Consider the self balancing binary search tree (based on maximum y). We can add some metadata to this. Notably, since we try to maximize the rectangles intersected in the buffer, and keep looking for how the maximum changes as the buffer scans from left to right, we can consider the number of rectangles intersected if each rectangle in the buffer is the bottom-most rectangle.
If we can store the number of rectangles that is, we might be able to query it faster.
The solution is to store it in a different way, to reduce update costs. A binary search tree has a number of edges. Suppose each node should know how many rectangles can be intersected if that node is the bottom-most rectangle to be intersected. Instead, we can store the change in the number of rectangles intersected by the nodes on either side of each edge (call this the diff). For example, for the following tree (with min & max y of the rectangles):
(3,4)
/ \
(2,3) (5,6)
For Rq with a height of 2, if (2,3) is bottom-most, we can intersect 2 rectangles in total, for (3,4), it is 2, and for (5,6), it is 1.

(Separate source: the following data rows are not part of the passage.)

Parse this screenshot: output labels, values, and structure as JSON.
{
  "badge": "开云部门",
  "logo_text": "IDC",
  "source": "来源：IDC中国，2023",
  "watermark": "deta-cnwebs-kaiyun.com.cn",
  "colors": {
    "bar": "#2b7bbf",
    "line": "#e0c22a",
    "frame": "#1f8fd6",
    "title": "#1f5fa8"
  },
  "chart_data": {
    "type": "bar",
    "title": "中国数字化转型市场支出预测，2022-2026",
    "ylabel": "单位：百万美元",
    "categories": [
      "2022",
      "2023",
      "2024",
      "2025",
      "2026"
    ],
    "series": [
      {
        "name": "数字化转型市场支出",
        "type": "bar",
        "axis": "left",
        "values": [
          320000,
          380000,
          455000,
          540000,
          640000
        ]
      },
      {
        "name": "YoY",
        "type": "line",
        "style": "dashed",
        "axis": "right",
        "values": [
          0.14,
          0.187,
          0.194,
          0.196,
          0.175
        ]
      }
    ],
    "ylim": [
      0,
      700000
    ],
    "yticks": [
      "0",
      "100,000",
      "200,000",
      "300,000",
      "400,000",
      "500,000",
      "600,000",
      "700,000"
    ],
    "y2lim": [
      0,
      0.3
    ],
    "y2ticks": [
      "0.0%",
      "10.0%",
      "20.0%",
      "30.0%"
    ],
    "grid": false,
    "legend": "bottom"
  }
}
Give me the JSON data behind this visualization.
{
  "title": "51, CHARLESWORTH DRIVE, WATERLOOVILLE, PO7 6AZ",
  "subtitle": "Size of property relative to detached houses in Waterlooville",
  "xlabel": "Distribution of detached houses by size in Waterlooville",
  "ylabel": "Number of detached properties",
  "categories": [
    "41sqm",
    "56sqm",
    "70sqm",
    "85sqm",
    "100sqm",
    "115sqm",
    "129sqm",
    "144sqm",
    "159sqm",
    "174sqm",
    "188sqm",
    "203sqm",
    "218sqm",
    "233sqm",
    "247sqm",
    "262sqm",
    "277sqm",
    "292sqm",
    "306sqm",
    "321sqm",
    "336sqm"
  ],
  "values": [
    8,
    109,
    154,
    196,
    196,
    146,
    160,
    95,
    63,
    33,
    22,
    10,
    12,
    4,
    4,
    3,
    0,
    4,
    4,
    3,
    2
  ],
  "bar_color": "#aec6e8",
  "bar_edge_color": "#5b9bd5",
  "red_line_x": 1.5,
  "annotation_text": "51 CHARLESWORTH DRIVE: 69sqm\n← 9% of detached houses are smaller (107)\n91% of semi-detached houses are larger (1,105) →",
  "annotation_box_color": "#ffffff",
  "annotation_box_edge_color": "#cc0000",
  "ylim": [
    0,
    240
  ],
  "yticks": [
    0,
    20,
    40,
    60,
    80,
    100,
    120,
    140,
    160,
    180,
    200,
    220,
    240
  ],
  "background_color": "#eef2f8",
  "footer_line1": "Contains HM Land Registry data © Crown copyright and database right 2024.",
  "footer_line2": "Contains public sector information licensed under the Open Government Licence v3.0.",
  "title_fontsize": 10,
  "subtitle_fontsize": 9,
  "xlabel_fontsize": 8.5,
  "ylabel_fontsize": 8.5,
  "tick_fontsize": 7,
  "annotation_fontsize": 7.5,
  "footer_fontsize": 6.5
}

Thus, the edges' diff can be 0 and -1, representing the change in the answer from child to parent.
Using the weights, we can quickly find the highest number, if each node also stores the maximum sum of a subpath in its subtree (call this maxdiff). For the leaves, it is 0, but for (3,4), the maximum of 0 and -1 is 0, thus, we can store 0 as the maximum sum of the edges of a subpath in the root node.
We therefore know that the optimal answer is 0 more than the answer of the root node. We can find the answer of the root node, but keeping more metadata.
However, all this metadata can be queried and updated in log n time. This is because when we add a rectangle, adding it to the self balancing binary search tree takes log n time, as we may need to do up to log n rotations. When we do a rotation, we may need to update the weights on the edges, as well as maxdiff on the affected nodes - however this is O(1) for each rotation.
In addition, the effect of the extra rectangle on the diff of the edges needs to be updated. However, at most O(log n) edges must be updated, specifically, if we search the tree by the min y and max y of the new rectangle, we will find all the edges that need to be updated (although whether an edge that is traversed must be updated depends on whether we took the left or right child - some careful working is needed here to determine the exact rule).
Deleting a rectangle is just the reverse, so takes O(log n) time.
In this way, we can update the buffer in O(log n) time, and query it in O(log n) time, for an overall algorithmic complexity of O(n log n).
Note: to find the maximum rectangles intersected in the buffer, we use maxdiff, which is the difference in answer between optimal, and that of the root node. To find the actual answer, we must find the difference between the answer of the lowest ordered rectangle in the binary search tree, and the root node. This is easily done in O(log n) time, by going down the left-most path, and summing up diff on the edges. Finally, find the answer on the lowest ordered rectangle. This is done by storing a 2nd self balancing binary search tree, ordered by minimum y. We can use this to find the number of rectangles intersected if the bottom-most rectangle is the lowest ordered rectangle when sorting by maximum y.
Update of this extra BST and querying also take O(log n) time, so this extra work does not change the overall complexity.